To add to the general apprehension, it began to be whispered, that one or two of the guests, who were desirous of leaving the palace, had been informed no one could be permitted to retire until the general hour of dismissal. And these, gliding back into the hall, communicated in whispers that the sentinels at the gates were doubled, and that there was a troop of the Horse Guards drawn up in the court – circumstances so unusual, as to excite the most anxious curiosity.
Such was the state of the Court, when wheels were heard without, and the bustle which took place denoted the arrival of some person of consequence.
“Here comes Chiffinch,” said the King, “with his prey in his clutch.”
It was indeed the Duke of Buckingham; nor did he approach the royal presence without emotion.
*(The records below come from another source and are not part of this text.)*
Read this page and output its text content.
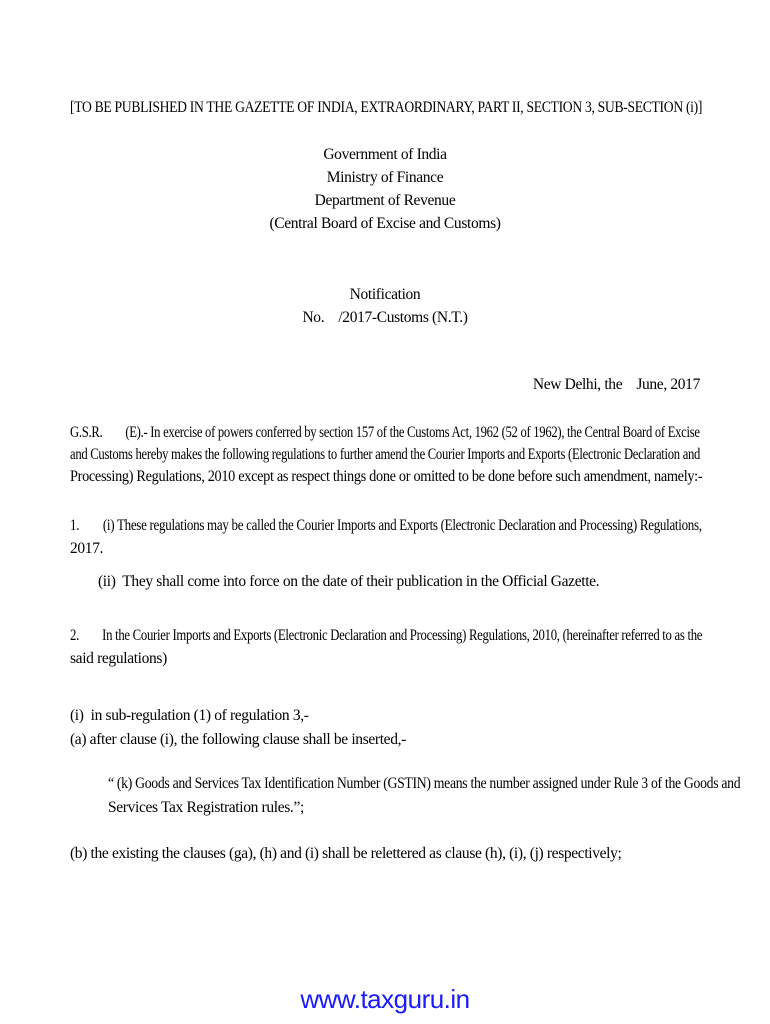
[TO BE PUBLISHED IN THE GAZETTE OF INDIA, EXTRAORDINARY, PART II, SECTION 3, SUB-SECTION (i)]
Government of India
Ministry of Finance
Department of Revenue
(Central Board of Excise and Customs)
Notification
No.    /2017-Customs (N.T.)
New Delhi, the    June, 2017
G.S.R.        (E).- In exercise of powers conferred by section 157 of the Customs Act, 1962 (52 of 1962), the Central Board of Excise
and Customs hereby makes the following regulations to further amend the Courier Imports and Exports (Electronic Declaration and
Processing) Regulations, 2010 except as respect things done or omitted to be done before such amendment, namely:-
1.        (i) These regulations may be called the Courier Imports and Exports (Electronic Declaration and Processing) Regulations,
2017.
(ii)  They shall come into force on the date of their publication in the Official Gazette.
2.        In the Courier Imports and Exports (Electronic Declaration and Processing) Regulations, 2010, (hereinafter referred to as the
said regulations)
(i)  in sub-regulation (1) of regulation 3,-
(a) after clause (i), the following clause shall be inserted,-
“ (k) Goods and Services Tax Identification Number (GSTIN) means the number assigned under Rule 3 of the Goods and
Services Tax Registration rules.”;
(b) the existing the clauses (ga), (h) and (i) shall be relettered as clause (h), (i), (j) respectively;
www.taxguru.in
On entering the court, the flambeaux which were borne around the carriage gleamed on the scarlet coats, laced hats, and drawn broadswords of the Horse Guards – a sight unusual, and calculated to strike terror into a conscience which was none of the clearest.
The Duke alighted from the carriage, and only said to the officer, whom he saw upon duty, “You are late under arms to-night, Captain Carleton.”
“Such are our orders, sir,” answered Carleton, with military brevity; and then commanded the four dismounted sentinels at the under gate to make way for the Duke of Buckingham. His Grace had no sooner entered, than he heard behind him the command, “Move close up, sentinels – closer yet to the gate.” And he felt as if all chance of rescue were excluded by the sound.
As he advanced up the grand staircase, there were other symptoms of alarm and precaution. The Yeomen of the Guard were mustered in unusual numbers, and carried carabines instead of their halberds; and the Gentlemen-pensioners, with their partisans, appeared also in proportional force. In short, all that sort of defence which the royal household possesses within itself, seemed, for some hasty and urgent reason, to have been placed under arms, and upon duty.
Buckingham ascended the royal staircase with an eye attentive to these preparations, and a step steady and slow, as if he counted each step on which he trode. “Who,” he asked himself, “shall ensure Christian’s fidelity? Let him but stand fast, and we are secure. Otherwise – ”
As he shaped the alternative, he entered the presence-chamber.
The King stood in the midst of the apartment, surrounded by the personages with whom he had been consulting. The rest of the brilliant assembly, scattered into groups, looked on at some distance. All were silent when Buckingham entered, in hopes of receiving some explanation of the mysteries of the evening. All bent forward, though etiquette forbade them to advance, to catch, if possible, something of what was about to pass betwixt the King and his intriguing statesman. At the same time, those counsellors who stood around Charles, drew back on either side, so as to permit the Duke to pay his respects to his Majesty in the usual form. He went through the ceremonial with his accustomed grace, but was received by Charles with much unwonted gravity.